Covid Live Updates: News on Boosters and the Omicron Subvariant

Covid Live Updates: News on Boosters and the Omicron Subvariant

Credit…Emily Elconin for The New York Times

In yet another twist to the debate over how best to protect children against the coronavirus, researchers reported on Wednesday that Covid vaccines conferred diminished protection against hospitalization among children 12 and older during the latest Omicron surge.

Vaccine effectiveness against hospitalization held steady in children aged 5 to 11 years, however, and among adolescents ages 12 to 18 years, two doses of the vaccine remained highly protective against critical illness requiring life support.
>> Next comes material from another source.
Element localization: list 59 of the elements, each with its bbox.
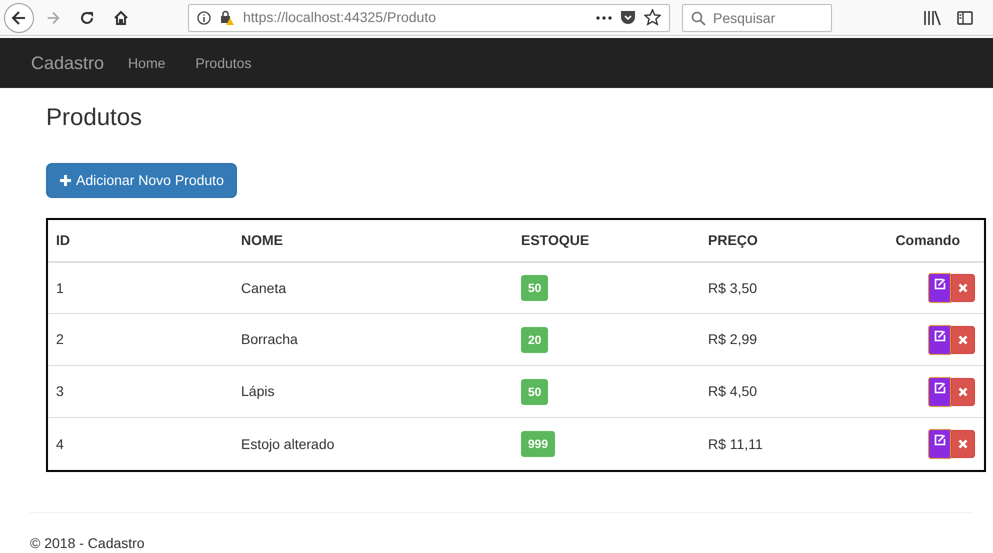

But effectiveness against hospitalization for less severe illness dropped to just 20 percent among these children. The findings were published in the The New England Journal of Medicine.

The data are broadly consistent with studies showing that, across all age groups, the vaccines lost much of their power against infection with the Omicron variant but still prevented severe illness and death.

Among adolescents in the study who were critically ill, 93 percent were unvaccinated, and most had at least one underlying condition, Dr. Patel noted. “I think the big take-home message is that with the simple act of vaccination, you can prevent most critical illness in most children,” he said.

As of March 23, only about one in four children ages 5 to 11, and just over half of adolescents 12 to 17, were fully vaccinated in the United States. Those percentages have barely been budgeted in the past few months.

Because relatively few children are hospitalized for Covid, the researchers were able to identify only 1,185 children, comparing them with 1,627 others who did not have Covid. Among those hospitalized for Covid, 291 received life support and 14 died.

The study included data from 31 hospitals in 23 states, and spanned July 1 to Dec. 18, 2021, when the Delta variant was circulating, and Dec. 19 to Feb. 17, when the Omicron variant was dominant. During the Delta period, effectiveness against hospitalization was more than 90 percent among the adolescents up to 44 weeks after immunization.

When the researchers parsed the data by severity of illness, they found that vaccine effectiveness against critical illness among hospitalized adolescents remained high, at 79 percent, but had fallen to 20 percent for less severe illness.

The new study is among the first to look at vaccine effectiveness in relation to severity of illness among hospitalized patients. It’s possible that this trend would appear among adult patients, too, if they were analyzed similarly, said Eli Rosenberg, deputy director for science at the New York State Department of Health.

“This split along critical, noncritical is interesting,” he said. “This definitely adds a new layer.”

About 78 percent of all hospitalized adolescents in the study, and 82 percent of younger children, had one or more underlying medical conditions, like obesity, autoimmune diseases or respiratory problems, including asthma.

The study suggests that the vaccine protected a majority of these children from the worst outcomes, said Dr. Luciana Borio, a former acting chief scientist at the Food and Drug Administration.